Due to changing business requirements, we want to refine our entity identification requirements on this example dataset. The rationale behind this decision lies in the pursuit of more granular entities that can be precisely identified within text data.

Introduction of Hierarchies: To better organize and manage the diverse types of PII, we introduced hierarchical structures within the entity identification process. This approach allowed us to establish clearer relationships between PII categories, such as IDs and Contact Info.

Addition of New Categories: Recognizing the evolving nature of data, we decided to incorporate additional categories, such as usernames and student IDs.
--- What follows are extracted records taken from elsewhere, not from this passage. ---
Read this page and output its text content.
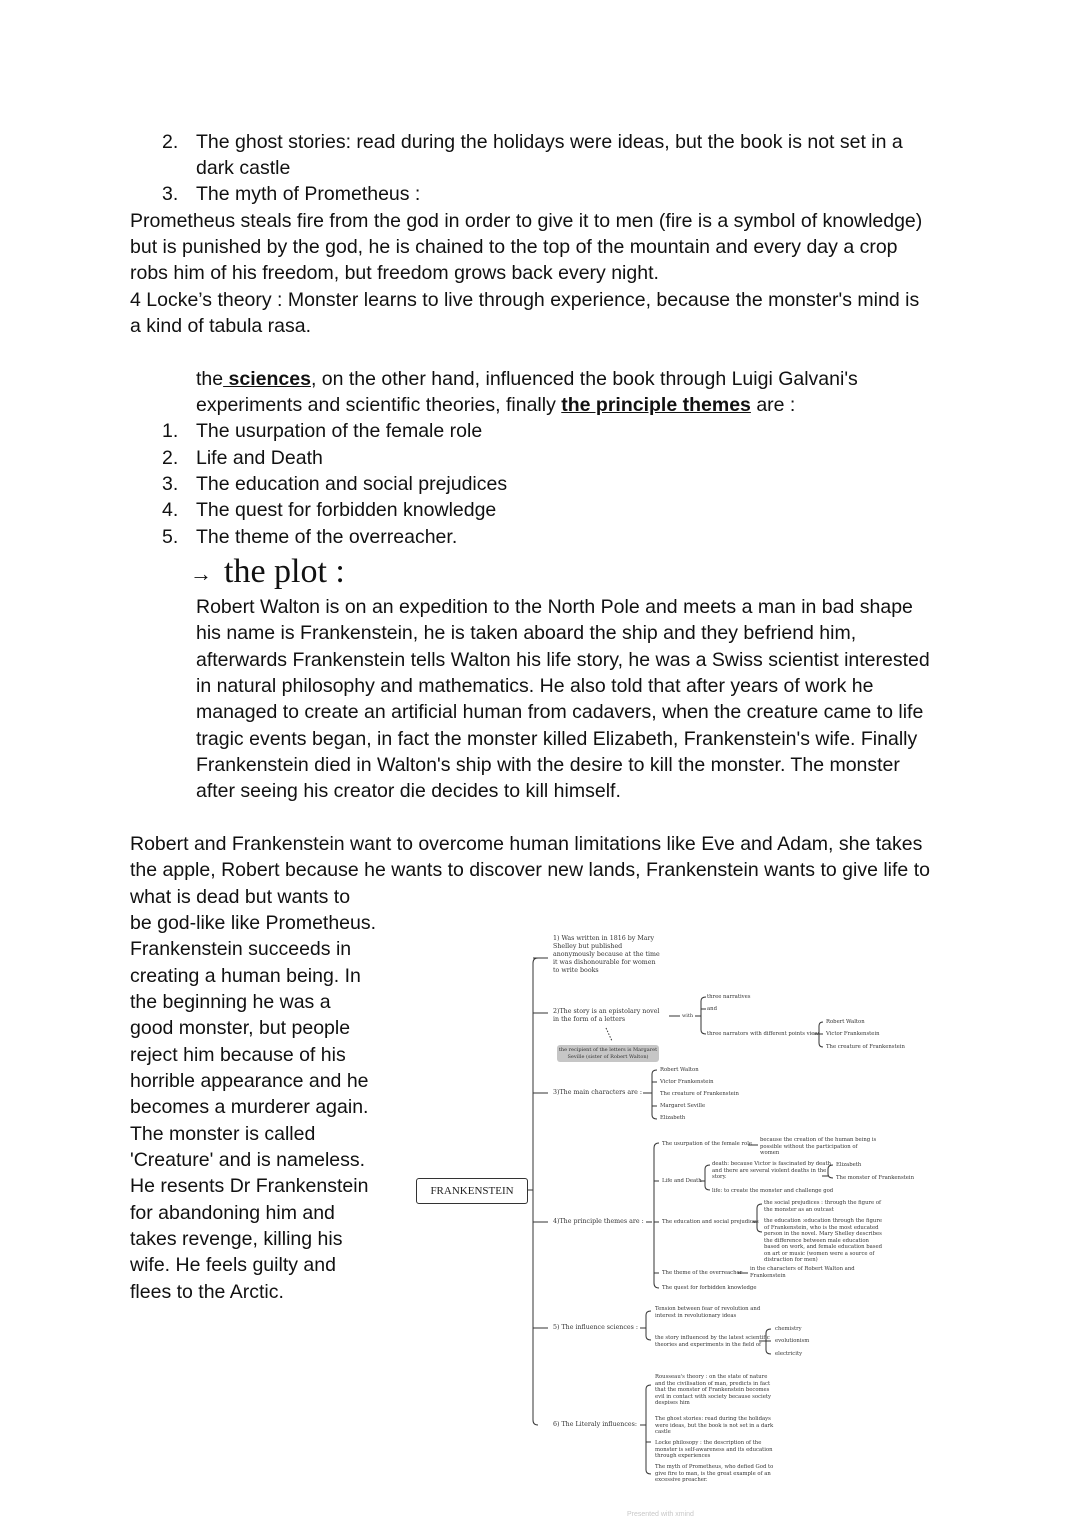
2. The ghost stories: read during the holidays were ideas, but the book is not set in a
dark castle
3. The myth of Prometheus :
Prometheus steals fire from the god in order to give it to men (fire is a symbol of knowledge)
but is punished by the god, he is chained to the top of the mountain and every day a crop
robs him of his freedom, but freedom grows back every night.
4 Locke’s theory : Monster learns to live through experience, because the monster's mind is
a kind of tabula rasa.
the sciences, on the other hand, influenced the book through Luigi Galvani's
experiments and scientific theories, finally the principle themes are :
1. The usurpation of the female role
2. Life and Death
3. The education and social prejudices
4. The quest for forbidden knowledge
5. The theme of the overreacher.
→ the plot :
Robert Walton is on an expedition to the North Pole and meets a man in bad shape
his name is Frankenstein, he is taken aboard the ship and they befriend him,
afterwards Frankenstein tells Walton his life story, he was a Swiss scientist interested
in natural philosophy and mathematics. He also told that after years of work he
managed to create an artificial human from cadavers, when the creature came to life
tragic events began, in fact the monster killed Elizabeth, Frankenstein's wife. Finally
Frankenstein died in Walton's ship with the desire to kill the monster. The monster
after seeing his creator die decides to kill himself.
Robert and Frankenstein want to overcome human limitations like Eve and Adam, she takes
the apple, Robert because he wants to discover new lands, Frankenstein wants to give life to
what is dead but wants to
be god-like like Prometheus.
Frankenstein succeeds in
creating a human being. In
the beginning he was a
good monster, but people
reject him because of his
horrible appearance and he
becomes a murderer again.
The monster is called
'Creature' and is nameless.
He resents Dr Frankenstein
for abandoning him and
takes revenge, killing his
wife. He feels guilty and
flees to the Arctic.
FRANKENSTEIN
1) Was written in 1816 by Mary
Shelley but published
anonymously because at the time
it was dishonourable for women
to write books
2)The story is an epistolary novel
in the form of a letters	with
three narratives
and
three narrators with different points view
Robert Walton
Victor Frankenstein
The creature of Frankenstein
the recipient of the letters is Margaret
Seville (sister of Robert Walton)
3)The main characters are :
Robert Walton
Victor Frankenstein
The creature of Frankenstein
Margaret Seville
Elizabeth
4)The principle themes are :
The usurpation of the female role
because the creation of the human being is
possible without the participation of
women
Life and Death
death: because Victor is fascinated by death
and there are several violent deaths in the
story.
Elizabeth
The monster of Frankenstein
life: to create the monster and challenge god
The education and social prejudices
the social prejudices : through the figure of
the monster as an outcast
the education :education through the figure
of Frankenstein, who is the most educated
person in the novel. Mary Shelley describes
the difference between male education
based on work, and female education based
on art or music (women were a source of
distraction for men)
The theme of the overreacher
in the characters of Robert Walton and
Frankenstein
The quest for forbidden knowledge
5) The influence sciences :
Tension between fear of revolution and
interest in revolutionary ideas
the story influenced by the latest scientific
theories and experiments in the field of
chemistry
evolutionism
electricity
6) The Literaly influences:
Rousseau's theory : on the state of nature
and the civilisation of man, predicts in fact
that the monster of Frankenstein becomes
evil in contact with society because society
despises him
The ghost stories: read during the holidays
were ideas, but the book is not set in a dark
castle
Locke philosopy : the description of the
monster is self-awareness and its education
through experiences
The myth of Prometheus, who defied God to
give fire to man, is the great example of an
excessive preacher.
Presented with xmind
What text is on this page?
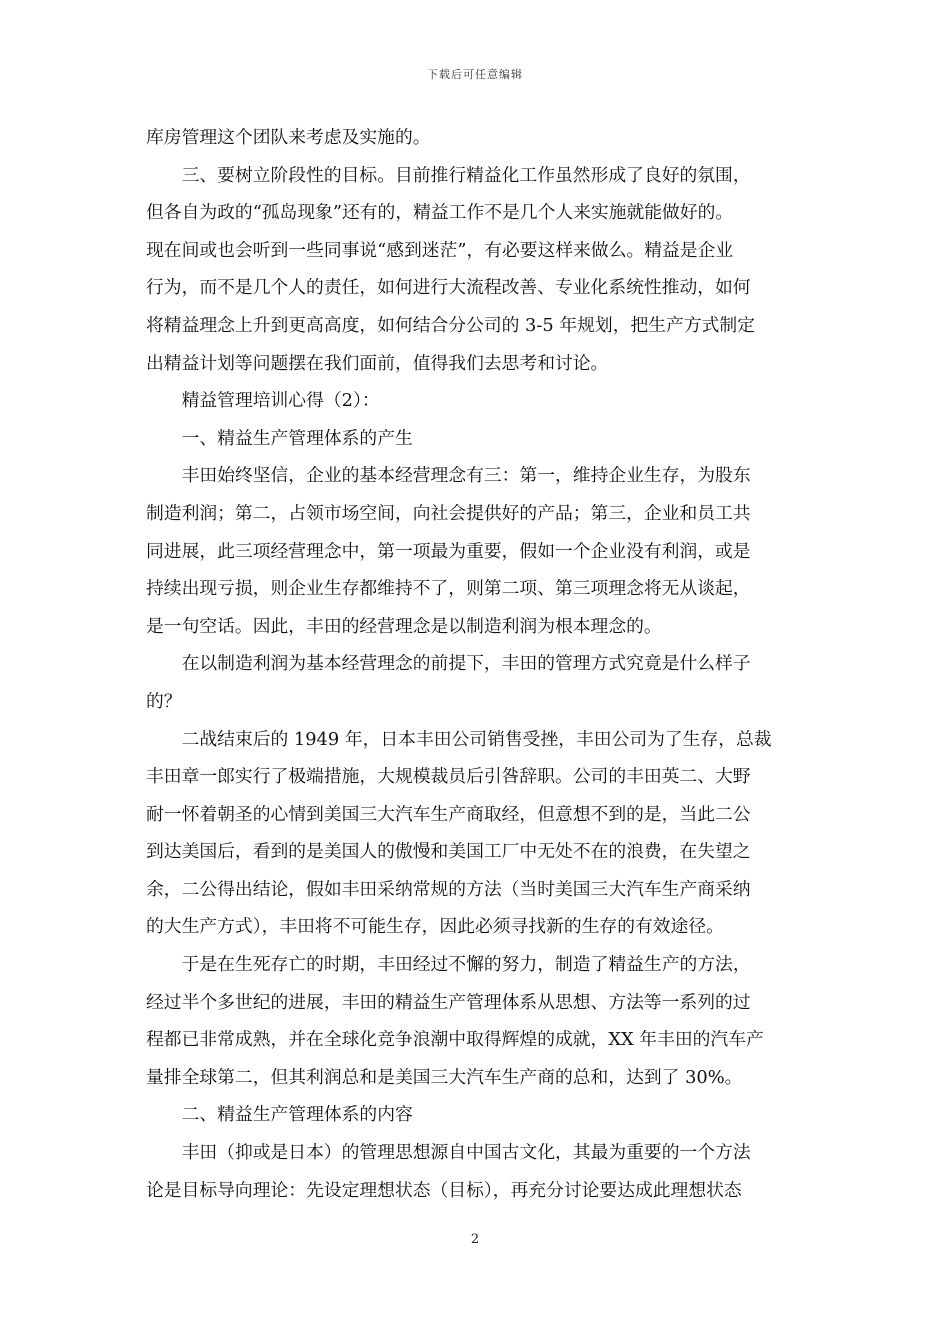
下载后可任意编辑

库房管理这个团队来考虑及实施的。

三、要树立阶段性的目标。目前推行精益化工作虽然形成了良好的氛围，
但各自为政的“孤岛现象”还有的，精益工作不是几个人来实施就能做好的。
现在间或也会听到一些同事说“感到迷茫”，有必要这样来做么。精益是企业
行为，而不是几个人的责任，如何进行大流程改善、专业化系统性推动，如何
将精益理念上升到更高高度，如何结合分公司的 3-5 年规划，把生产方式制定
出精益计划等问题摆在我们面前，值得我们去思考和讨论。

精益管理培训心得（2）：

一、精益生产管理体系的产生

丰田始终坚信，企业的基本经营理念有三：第一，维持企业生存，为股东
制造利润；第二，占领市场空间，向社会提供好的产品；第三，企业和员工共
同进展，此三项经营理念中，第一项最为重要，假如一个企业没有利润，或是
持续出现亏损，则企业生存都维持不了，则第二项、第三项理念将无从谈起，
是一句空话。因此，丰田的经营理念是以制造利润为根本理念的。

在以制造利润为基本经营理念的前提下，丰田的管理方式究竟是什么样子
的？

二战结束后的 1949 年，日本丰田公司销售受挫，丰田公司为了生存，总裁
丰田章一郎实行了极端措施，大规模裁员后引咎辞职。公司的丰田英二、大野
耐一怀着朝圣的心情到美国三大汽车生产商取经，但意想不到的是，当此二公
到达美国后，看到的是美国人的傲慢和美国工厂中无处不在的浪费，在失望之
余，二公得出结论，假如丰田采纳常规的方法（当时美国三大汽车生产商采纳
的大生产方式），丰田将不可能生存，因此必须寻找新的生存的有效途径。

于是在生死存亡的时期，丰田经过不懈的努力，制造了精益生产的方法，
经过半个多世纪的进展，丰田的精益生产管理体系从思想、方法等一系列的过
程都已非常成熟，并在全球化竞争浪潮中取得辉煌的成就，XX 年丰田的汽车产
量排全球第二，但其利润总和是美国三大汽车生产商的总和，达到了 30%。

二、精益生产管理体系的内容

丰田（抑或是日本）的管理思想源自中国古文化，其最为重要的一个方法
论是目标导向理论：先设定理想状态（目标），再充分讨论要达成此理想状态

2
Table 2: Subcategories - ID and Contact Info

Subcategory	Description
ID	Includes IDs such as SSN, Passport, License, CreditCard, MedicalRecord, Biometric, Vehicle, and Education.
Contact Info	Includes Phone, Email, InternetActivity, Employment, and Education.

IDs

License
Passport
SSN
CreditCard

Contact

Phone
Username
Student ID
Email

Categories without Subcategories

Name
Address
Birthdate

Adapting to Changing NER Requirements

To make adjust to the changing business requirements, we navigate to the customize tag. We can add nested sub-entities underneath existing entities. We can also define new entities. After we make the modifications, we can expand our categories to see all of the categories.

tweets

We can also collapse the categories to only see the parent categories.

tweets

Once confirmed, we can begin annotating, incorporating the previous knowledge to inform our updated entity predictions. Once again, we can highlight over the key words in the text that are indicative of the entity, predict the entity, and click confirm when finished.

tweets

Real Time Updates

One important concept regarding Anote is the dynamic nature of our product. As business requirements change, as we add hierarchies and add new categories, our model is able to auto-adjust, incorporating previous knowledge to update the entity predictions synchronously in real time. Here is the resulting download table, from the CSV output.

Text
My name is [John Doe] (Name).
I live at [123 Main St, Anytown, USA] (Address).
My phone number is [555-123-4567] (Contact Info: Phone).
I was born on [January 1, 1980] (Birthdate).
My driver's license number is [D1234567] (IDs: License).
My passport number is [123456789] (IDs: Passport).
My social security number is [123-45-6789] (IDs: SSN).
My credit card number is [1234 5678 9012 3456] (IDs: CreditCard).
My medical record number is [MR12345] (IDs: MedicalRecord).
My car's license plate number is [ABC 1234] (Vehicle).
My IP address is [192.0.2.0] (InternetActivity).
My employee ID number is [E12345] (IDs: Employment).
My student ID number is [S12345] (Contact Info: Student ID).
I can't login to my account, my username is [johndoe] (Contact Info: Username).
My VIN is [1HGCM82633A123456] (Vehicle).
My biometric ID is [BD12345] (IDs: Biometric).